Em uma noite de domingo, o dia que raramente saio de casa, o dia em que todas as atenções estão viradas para a família, aconteceu algo estranho. Mas já lá vou. Quero, ainda, falar dos meus domingos. Os dias em que desfruto dos melhores momentos com a família. Conversamos, lemos, tratamos do jardim, cozinhamos.  Sair de casa! Só se for para uma peladinha de futebol ou então na fase em que decorre o famigerado torneio Titanic.  É ao domingo que ajudo na cozinha e degusto das iguarias que a minha mulher prepara com muito gosto. A modéstia não é para aqui chamada. Por isso, permito-me dizer: a minha mulher cozinha muito bem. E eu e minhas filhas, comemos com muito gosto e prazer.
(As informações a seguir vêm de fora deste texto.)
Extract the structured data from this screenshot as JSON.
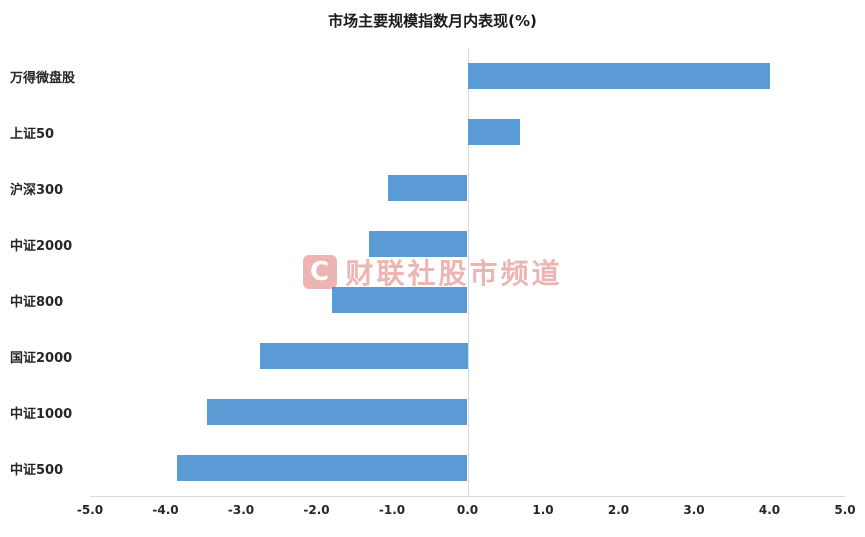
{
  "chart": {
    "title": "市场主要规模指数月内表现(%)"
  },
  "watermark": {
    "logo": "C",
    "text": "财联社股市频道",
    "color": "#d94f4f"
  },
  "chart_data": {
    "type": "bar",
    "orientation": "horizontal",
    "title": "市场主要规模指数月内表现(%)",
    "categories": [
      "万得微盘股",
      "上证50",
      "沪深300",
      "中证2000",
      "中证800",
      "国证2000",
      "中证1000",
      "中证500"
    ],
    "values": [
      4.0,
      0.7,
      -1.05,
      -1.3,
      -1.8,
      -2.75,
      -3.45,
      -3.85
    ],
    "xlim": [
      -5.0,
      5.0
    ],
    "x_ticks": [
      "-5.0",
      "-4.0",
      "-3.0",
      "-2.0",
      "-1.0",
      "0.0",
      "1.0",
      "2.0",
      "3.0",
      "4.0",
      "5.0"
    ],
    "xlabel": "",
    "ylabel": "",
    "bar_color": "#5B9BD5",
    "grid": false,
    "legend": false
  }
}
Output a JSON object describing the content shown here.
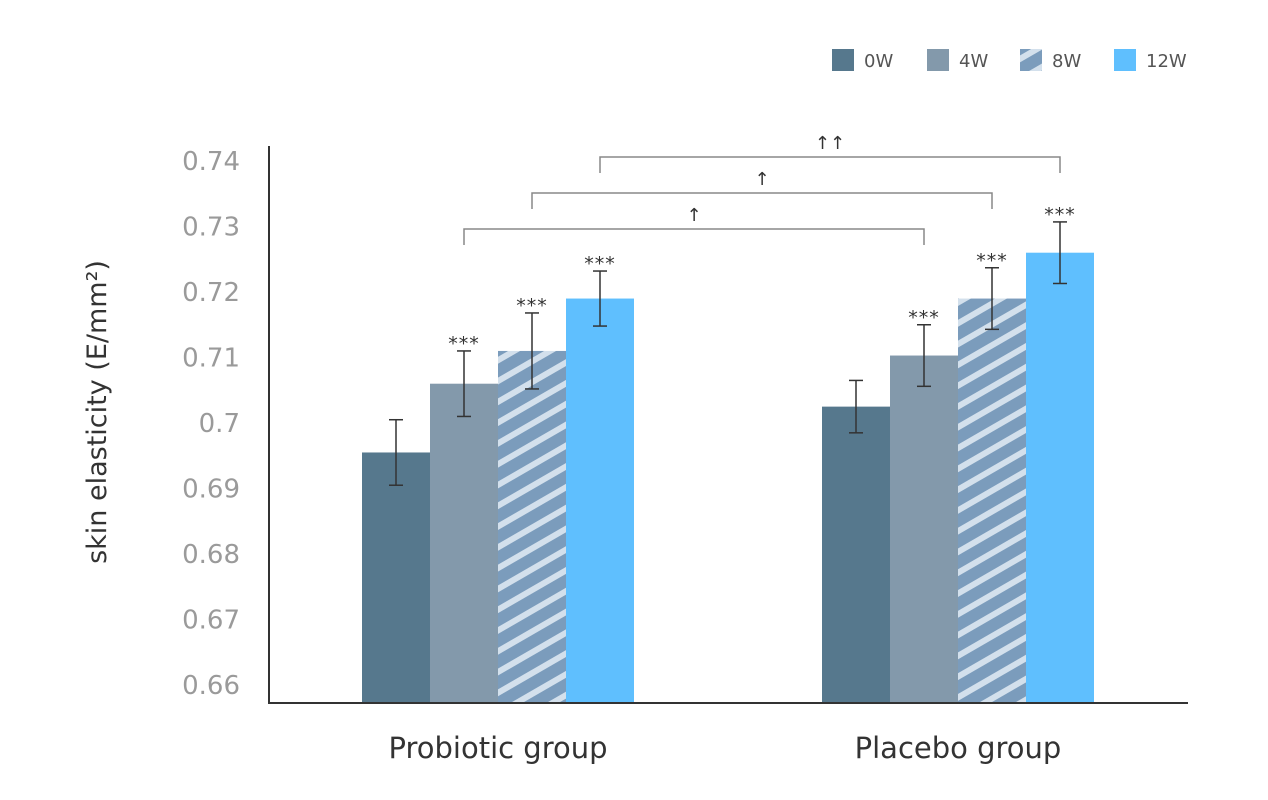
{
  "chart_data": {
    "type": "bar",
    "title": "",
    "xlabel": "",
    "ylabel": "skin elasticity (E/mm²)",
    "ylim": [
      0.66,
      0.74
    ],
    "yticks": [
      "0.66",
      "0.67",
      "0.68",
      "0.69",
      "0.7",
      "0.71",
      "0.72",
      "0.73",
      "0.74"
    ],
    "categories": [
      "Probiotic group",
      "Placebo group"
    ],
    "legend_position": "top-right",
    "grid": false,
    "series": [
      {
        "name": "0W",
        "color": "#56788d",
        "pattern": "solid",
        "values": [
          0.6955,
          0.7025
        ],
        "error": [
          0.005,
          0.004
        ],
        "annotations": [
          "",
          ""
        ]
      },
      {
        "name": "4W",
        "color": "#8399ab",
        "pattern": "solid",
        "values": [
          0.706,
          0.7103
        ],
        "error": [
          0.005,
          0.0047
        ],
        "annotations": [
          "***",
          "***"
        ]
      },
      {
        "name": "8W",
        "color": "#7b9cbc",
        "pattern": "hatched",
        "values": [
          0.711,
          0.719
        ],
        "error": [
          0.0058,
          0.0047
        ],
        "annotations": [
          "***",
          "***"
        ]
      },
      {
        "name": "12W",
        "color": "#5fbffe",
        "pattern": "solid",
        "values": [
          0.719,
          0.726
        ],
        "error": [
          0.0042,
          0.0047
        ],
        "annotations": [
          "***",
          "***"
        ]
      }
    ],
    "comparison_brackets": [
      {
        "from_series": "4W",
        "to_series": "4W",
        "from_category": 0,
        "to_category": 1,
        "symbol": "↑"
      },
      {
        "from_series": "8W",
        "to_series": "8W",
        "from_category": 0,
        "to_category": 1,
        "symbol": "↑"
      },
      {
        "from_series": "12W",
        "to_series": "12W",
        "from_category": 0,
        "to_category": 1,
        "symbol": "↑↑"
      }
    ]
  }
}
Retomando o mote da minha vivência de hoje, escrevia que no domingo aconteceu algo estranho. Recebi uma chamada de um morto. Isso aconteceu da seguinte forma: eram 22h00 e estava eu sentado no sofá, na sala a ver televisão. Assistia a um daqueles episódios apaixonantes do National Geografic. A temática era a floresta “mágica” do Congo. Claramente, acompanhando o momento, tinha ao lado uma taça de Meerlust Rubicon. De repente o meu celular tocou. Quando olhei para o ecrã vi o nome de uma pessoa que falecera há cinco anos. Desviei o olhar para o televisor, enquanto respirava fundo. Não consegui atender a chamada. Depois de tocar creio que cinco ou seis vezes, parou. Respirei de alívio. Entretanto, passados alguns segundos, o celular voltou a tocar. Desta vez olhei para a taça e bebi um gole, dizendo para mim- seja o que Deus quiser. (É sempre assim, lembramo-nos de Deus nos momentos maus, tristes ou de aflição. Somos muitos nessa condição). Ganhei coragem e peguei no celular.

“Boa noite. Quem fala?”

Do outro lado ouvia-se a voz dizendo: “Senhor Jamisse, desculpe ligar a esta hora. Sou um jovem que escreve poesia e gostava de partilhar os meus trabalhos consigo para ver”.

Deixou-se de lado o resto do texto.